Mr. Cason’s Vegetable Garden is a welcoming site with its seven and a half acres flowing with juicy vegetables, blossoming wildflowers, soothing herbs, and mouthwatering fruit. Particularly alluring is the southern feel that overcomes visitors upon entering the garden. This atmosphere is what provided the setting for the popular television show, The Victory Garden, that aired on PBS. What a thrill to enter a famous garden!
Mr. Cason’s Vegetable Garden was one of the last major projects developed by Cason J. Callaway before his passing. The garden was named in his memory and now lives on in the mind of all who enter. The gardens demonstrate scientific, educational, and practical applications for growing fruits and vegetables. The test plots might even inspire visitors to try new methods in their own garden.
Learn more at their website: http://www.callawaygardens.com/gardens/woodland/vegetable-garden.aspx
The vegetable garden hosts more than 400 varieties of crops. The crops grown include some of the traditional as well as southern favorites. The varieties chosen are selected for their visual appeal, quality, and succulent flavor. The vigorous plants are cared for by Callaway employees and the best produce is selected to be sold in the Callaway store and restaurant. There is nothing better than fresh fruits and vegetables grown with care and love!

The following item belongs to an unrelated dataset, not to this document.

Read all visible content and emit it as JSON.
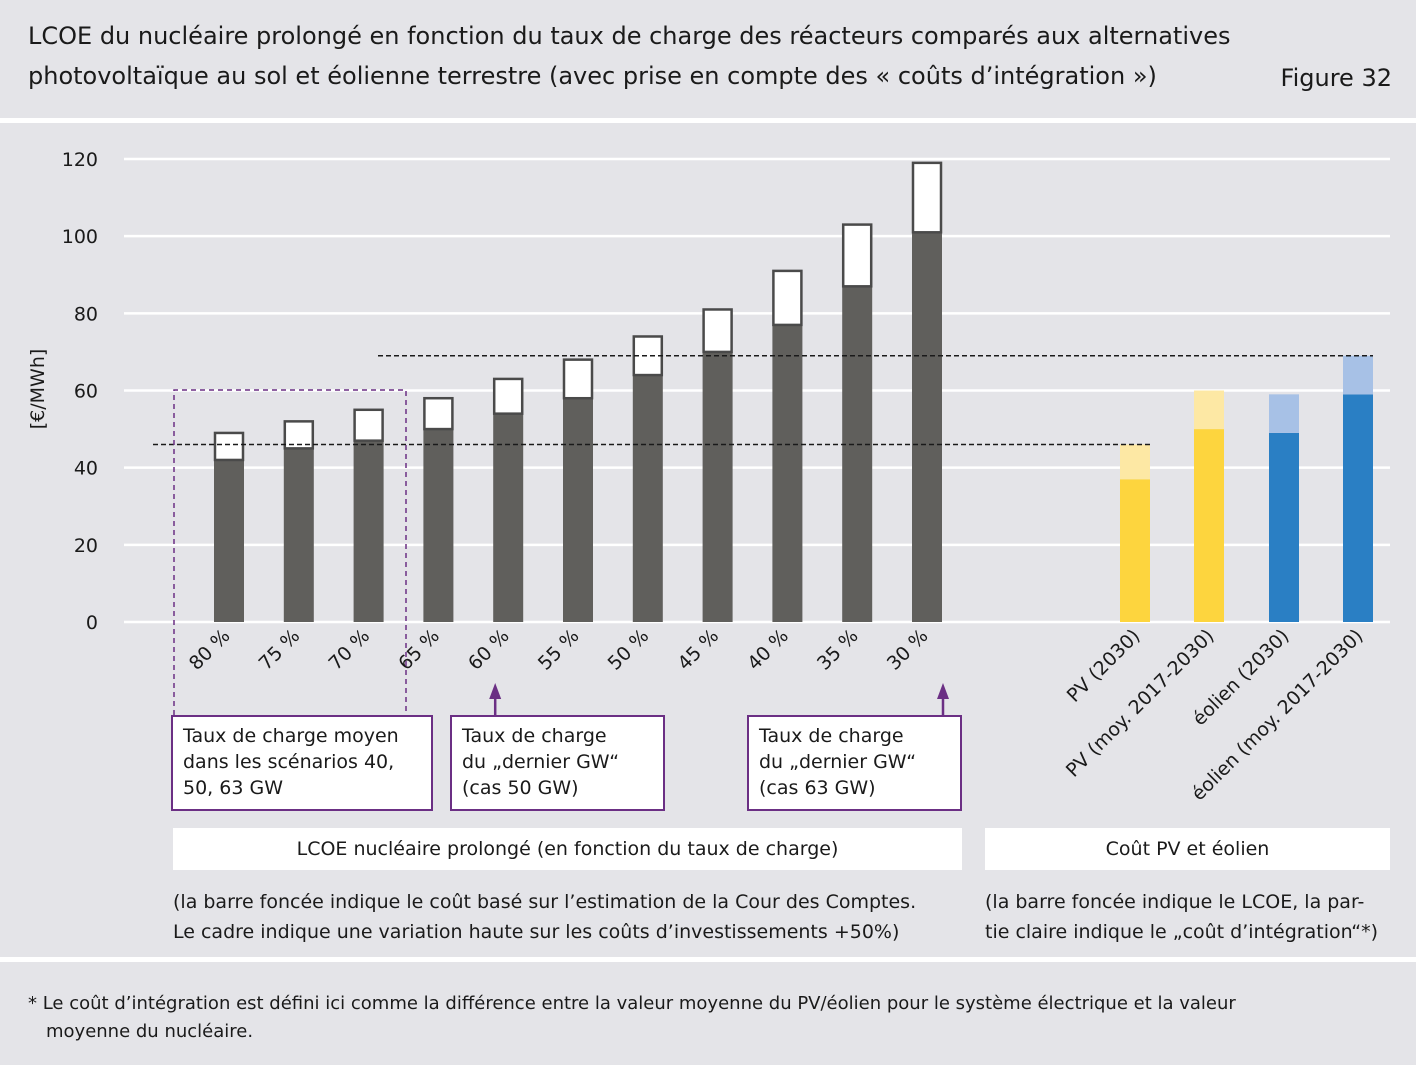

I found the tomato plot especially interesting. Wooden polls and wire was used to host up the bushy tomatoes. This provided support and guidance to keep plants from trailing along the grounds.
Muscadine grapes were beginning to develop fruit when we arrived in July. Grapes are ready to pick in the fall for use as jellies, sauces, pies, and wine that is after competition with birds! This variety is native to the south and thrives in regions with mild winters. It grows in the wild and benefits from a supportive trellis.
Our last stop was to the Victory Garden South. The shed within the garden doubles as the Vegetable Garden Shop in the summer and at intervals during the spring and fall.
Vegetable scraps and organic matter is recycled into nutritious compost. This is truly inspirational to all fellow organic gardens or those who inspire to in the future. Compost feeds the roots therefore producing healthy plants and produce. Never underestimate the power of compost in the garden. Plus its free!
Elizabeth’s Traveling Tips: I suggest bringing sunscreen, sunglasses, shade hat or an umbrella during the summer.